How it's made: the illustrated guide to distilling Chattanooga Whiskey

Tim Piersant, owner and co-founder of Tennessee Stillhouse, stands with full barrels of 1816 Chattanooga Whiskey at the company's location on Market Street.
Tim Piersant, owner and co-founder of Tennessee Stillhouse, stands with full barrels of 1816 Chattanooga Whiskey at the company's location on Market Street.

For the first time since Prohibition began in 1920, whiskey is being distilled again in Chattanooga.

Chattanooga Whiskey, which led a public campaign in 2013 to overturn Hamilton County's previous ban on distilleries, opened the Tennessee Stillhouse across from the Chattanooga Choo Choo in March. Within the 3,000-square-foot storefront and basement, a new 100-gallon copper still is up and running, making future batches of whiskey that will be ready for sampling soon and for sale by summer.

The location is the third by Chattanooga Whiskey after other southside and downtown sites proved too expensive or too inadequate for the distillery and its public tours. Chattanooga Whiskey has so far relied upon aging whiskey made in Indiana. But the new distillery will make whiskey in Chattanooga and helped the company be true to its name in Chattanooga.

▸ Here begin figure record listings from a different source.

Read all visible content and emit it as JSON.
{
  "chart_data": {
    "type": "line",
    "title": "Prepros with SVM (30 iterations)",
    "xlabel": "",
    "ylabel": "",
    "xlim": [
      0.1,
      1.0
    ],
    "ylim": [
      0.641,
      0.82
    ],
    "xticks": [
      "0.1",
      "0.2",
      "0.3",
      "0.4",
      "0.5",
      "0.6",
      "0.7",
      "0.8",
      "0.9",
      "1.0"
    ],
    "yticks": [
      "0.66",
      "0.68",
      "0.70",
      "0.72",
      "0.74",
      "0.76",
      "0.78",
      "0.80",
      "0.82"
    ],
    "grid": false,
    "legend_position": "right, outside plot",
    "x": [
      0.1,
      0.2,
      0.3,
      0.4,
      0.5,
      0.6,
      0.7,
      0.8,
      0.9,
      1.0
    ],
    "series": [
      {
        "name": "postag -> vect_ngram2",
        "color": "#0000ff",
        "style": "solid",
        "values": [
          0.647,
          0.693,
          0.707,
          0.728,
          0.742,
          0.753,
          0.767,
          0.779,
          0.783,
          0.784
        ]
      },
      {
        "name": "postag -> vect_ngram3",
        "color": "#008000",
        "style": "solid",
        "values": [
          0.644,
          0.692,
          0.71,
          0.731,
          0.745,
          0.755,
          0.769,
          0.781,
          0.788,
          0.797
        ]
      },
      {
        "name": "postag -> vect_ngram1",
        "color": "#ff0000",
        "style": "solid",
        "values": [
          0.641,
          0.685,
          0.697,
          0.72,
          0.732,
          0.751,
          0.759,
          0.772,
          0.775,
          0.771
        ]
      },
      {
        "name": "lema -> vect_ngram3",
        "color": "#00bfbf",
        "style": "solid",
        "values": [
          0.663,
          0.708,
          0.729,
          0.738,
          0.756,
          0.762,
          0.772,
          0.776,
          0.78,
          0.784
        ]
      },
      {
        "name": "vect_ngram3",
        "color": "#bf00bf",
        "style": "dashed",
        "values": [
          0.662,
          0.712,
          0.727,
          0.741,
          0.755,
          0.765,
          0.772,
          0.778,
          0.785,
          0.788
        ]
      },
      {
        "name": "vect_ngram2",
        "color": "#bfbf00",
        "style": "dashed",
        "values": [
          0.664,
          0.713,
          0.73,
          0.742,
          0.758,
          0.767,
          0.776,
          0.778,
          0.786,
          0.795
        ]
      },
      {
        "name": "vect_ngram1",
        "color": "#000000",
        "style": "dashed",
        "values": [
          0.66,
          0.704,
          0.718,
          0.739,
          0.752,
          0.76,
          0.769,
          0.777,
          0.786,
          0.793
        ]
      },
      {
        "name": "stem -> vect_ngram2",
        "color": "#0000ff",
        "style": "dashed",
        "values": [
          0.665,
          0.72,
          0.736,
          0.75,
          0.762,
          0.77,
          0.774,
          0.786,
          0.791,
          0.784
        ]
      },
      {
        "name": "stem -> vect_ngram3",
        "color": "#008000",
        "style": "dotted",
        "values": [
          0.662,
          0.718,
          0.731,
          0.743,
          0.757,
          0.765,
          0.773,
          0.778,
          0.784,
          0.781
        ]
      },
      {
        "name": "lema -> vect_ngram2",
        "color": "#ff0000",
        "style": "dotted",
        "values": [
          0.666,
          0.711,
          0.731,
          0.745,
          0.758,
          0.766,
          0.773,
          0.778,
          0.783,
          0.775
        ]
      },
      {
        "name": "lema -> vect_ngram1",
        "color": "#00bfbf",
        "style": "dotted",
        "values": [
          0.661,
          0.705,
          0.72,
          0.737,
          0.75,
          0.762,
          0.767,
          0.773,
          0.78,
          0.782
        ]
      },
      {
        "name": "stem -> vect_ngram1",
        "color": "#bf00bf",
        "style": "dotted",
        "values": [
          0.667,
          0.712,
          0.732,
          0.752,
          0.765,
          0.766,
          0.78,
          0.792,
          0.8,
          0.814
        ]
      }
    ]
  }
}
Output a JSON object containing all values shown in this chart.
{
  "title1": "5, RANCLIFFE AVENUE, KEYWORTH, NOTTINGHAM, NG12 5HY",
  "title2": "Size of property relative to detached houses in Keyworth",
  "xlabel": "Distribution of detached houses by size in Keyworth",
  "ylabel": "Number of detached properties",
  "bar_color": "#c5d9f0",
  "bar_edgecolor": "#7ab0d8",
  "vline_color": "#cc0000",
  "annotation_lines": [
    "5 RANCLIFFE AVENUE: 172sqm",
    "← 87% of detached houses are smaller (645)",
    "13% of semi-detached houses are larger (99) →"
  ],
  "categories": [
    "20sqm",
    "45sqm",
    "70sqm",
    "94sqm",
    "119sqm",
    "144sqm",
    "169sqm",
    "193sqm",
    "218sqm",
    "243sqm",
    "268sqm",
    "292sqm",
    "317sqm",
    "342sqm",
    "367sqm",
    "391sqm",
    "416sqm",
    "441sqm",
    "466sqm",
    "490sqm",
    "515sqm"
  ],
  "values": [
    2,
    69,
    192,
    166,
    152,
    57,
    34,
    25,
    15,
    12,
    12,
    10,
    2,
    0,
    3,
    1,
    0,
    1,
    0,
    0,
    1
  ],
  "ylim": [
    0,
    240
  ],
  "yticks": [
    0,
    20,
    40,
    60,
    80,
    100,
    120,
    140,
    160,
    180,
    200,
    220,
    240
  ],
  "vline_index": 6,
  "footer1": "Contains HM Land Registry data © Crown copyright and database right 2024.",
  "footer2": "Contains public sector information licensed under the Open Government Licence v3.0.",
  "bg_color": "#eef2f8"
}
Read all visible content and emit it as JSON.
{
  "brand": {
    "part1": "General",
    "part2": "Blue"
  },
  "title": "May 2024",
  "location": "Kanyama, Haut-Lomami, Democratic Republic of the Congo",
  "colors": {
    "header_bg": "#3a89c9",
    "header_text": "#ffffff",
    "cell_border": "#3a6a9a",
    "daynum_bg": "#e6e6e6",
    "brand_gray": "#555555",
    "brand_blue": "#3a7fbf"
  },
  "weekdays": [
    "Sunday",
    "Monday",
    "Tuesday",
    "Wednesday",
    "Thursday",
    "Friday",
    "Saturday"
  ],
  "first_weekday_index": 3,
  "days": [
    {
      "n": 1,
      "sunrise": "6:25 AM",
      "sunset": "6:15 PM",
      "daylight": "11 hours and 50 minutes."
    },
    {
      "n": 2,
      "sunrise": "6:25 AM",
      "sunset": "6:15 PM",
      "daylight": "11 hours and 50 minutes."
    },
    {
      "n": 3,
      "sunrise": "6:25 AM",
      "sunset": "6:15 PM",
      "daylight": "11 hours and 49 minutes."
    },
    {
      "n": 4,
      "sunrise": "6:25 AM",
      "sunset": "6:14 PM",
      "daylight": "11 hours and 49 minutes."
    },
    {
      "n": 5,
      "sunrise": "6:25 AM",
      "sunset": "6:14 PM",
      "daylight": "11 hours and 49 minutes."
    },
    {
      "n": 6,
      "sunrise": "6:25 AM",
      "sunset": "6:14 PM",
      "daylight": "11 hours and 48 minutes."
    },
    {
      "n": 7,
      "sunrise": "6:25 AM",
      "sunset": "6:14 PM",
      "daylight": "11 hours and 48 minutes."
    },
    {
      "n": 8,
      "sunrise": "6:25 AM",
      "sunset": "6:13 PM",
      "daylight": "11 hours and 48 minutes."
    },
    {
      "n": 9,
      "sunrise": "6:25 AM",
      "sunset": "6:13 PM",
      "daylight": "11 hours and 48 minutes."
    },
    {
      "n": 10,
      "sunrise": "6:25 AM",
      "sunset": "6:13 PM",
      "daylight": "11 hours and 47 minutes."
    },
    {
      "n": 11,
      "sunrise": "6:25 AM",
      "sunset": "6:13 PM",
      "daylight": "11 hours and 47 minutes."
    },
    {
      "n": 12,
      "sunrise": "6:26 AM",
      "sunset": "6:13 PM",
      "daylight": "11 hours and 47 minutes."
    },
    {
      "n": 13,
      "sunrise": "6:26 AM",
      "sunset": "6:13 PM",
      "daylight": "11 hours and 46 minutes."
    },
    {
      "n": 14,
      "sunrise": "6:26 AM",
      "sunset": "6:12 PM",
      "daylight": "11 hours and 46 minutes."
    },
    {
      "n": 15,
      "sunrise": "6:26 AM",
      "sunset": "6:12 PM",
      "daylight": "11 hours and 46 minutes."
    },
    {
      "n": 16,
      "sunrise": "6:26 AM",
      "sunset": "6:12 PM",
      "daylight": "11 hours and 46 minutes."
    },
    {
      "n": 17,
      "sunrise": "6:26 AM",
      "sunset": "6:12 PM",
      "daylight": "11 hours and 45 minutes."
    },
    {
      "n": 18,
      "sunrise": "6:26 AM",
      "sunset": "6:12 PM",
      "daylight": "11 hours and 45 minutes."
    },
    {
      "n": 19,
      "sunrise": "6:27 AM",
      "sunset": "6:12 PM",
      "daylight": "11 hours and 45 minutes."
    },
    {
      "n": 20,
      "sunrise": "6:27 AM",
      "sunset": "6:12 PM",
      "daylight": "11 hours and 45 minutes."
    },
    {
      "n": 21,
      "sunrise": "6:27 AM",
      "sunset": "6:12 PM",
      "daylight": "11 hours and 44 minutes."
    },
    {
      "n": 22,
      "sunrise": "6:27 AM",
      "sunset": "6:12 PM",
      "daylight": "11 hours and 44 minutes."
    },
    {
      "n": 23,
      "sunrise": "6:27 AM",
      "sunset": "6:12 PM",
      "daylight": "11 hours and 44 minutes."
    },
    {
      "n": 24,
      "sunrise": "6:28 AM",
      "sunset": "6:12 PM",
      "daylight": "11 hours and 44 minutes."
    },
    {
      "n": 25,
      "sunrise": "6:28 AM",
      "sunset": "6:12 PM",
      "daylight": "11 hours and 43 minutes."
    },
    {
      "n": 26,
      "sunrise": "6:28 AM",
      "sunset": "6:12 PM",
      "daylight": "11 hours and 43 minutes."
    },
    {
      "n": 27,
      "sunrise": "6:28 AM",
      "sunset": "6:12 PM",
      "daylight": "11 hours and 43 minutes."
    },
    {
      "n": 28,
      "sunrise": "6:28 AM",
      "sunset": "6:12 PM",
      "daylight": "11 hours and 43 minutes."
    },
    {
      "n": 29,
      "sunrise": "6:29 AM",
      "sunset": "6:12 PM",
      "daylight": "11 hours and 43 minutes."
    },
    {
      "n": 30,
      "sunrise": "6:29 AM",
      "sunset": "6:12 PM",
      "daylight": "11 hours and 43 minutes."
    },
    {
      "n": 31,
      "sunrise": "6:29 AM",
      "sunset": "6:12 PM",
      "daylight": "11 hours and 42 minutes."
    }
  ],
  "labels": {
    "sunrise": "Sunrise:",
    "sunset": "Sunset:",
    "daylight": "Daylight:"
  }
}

Just inside the front door of the new Stillhouse is the reception area and retail section with shelves lined with Chattanooga Whiskey hats, shirts and many fifths of Chattanooga Whiskey.

"We're not a restaurant, and we're not a bar," said Tim Piersant, Tennessee Stillhouse owner, CEO and co-founder. "People are going to come here before they eat, and they're going to come here after they eat."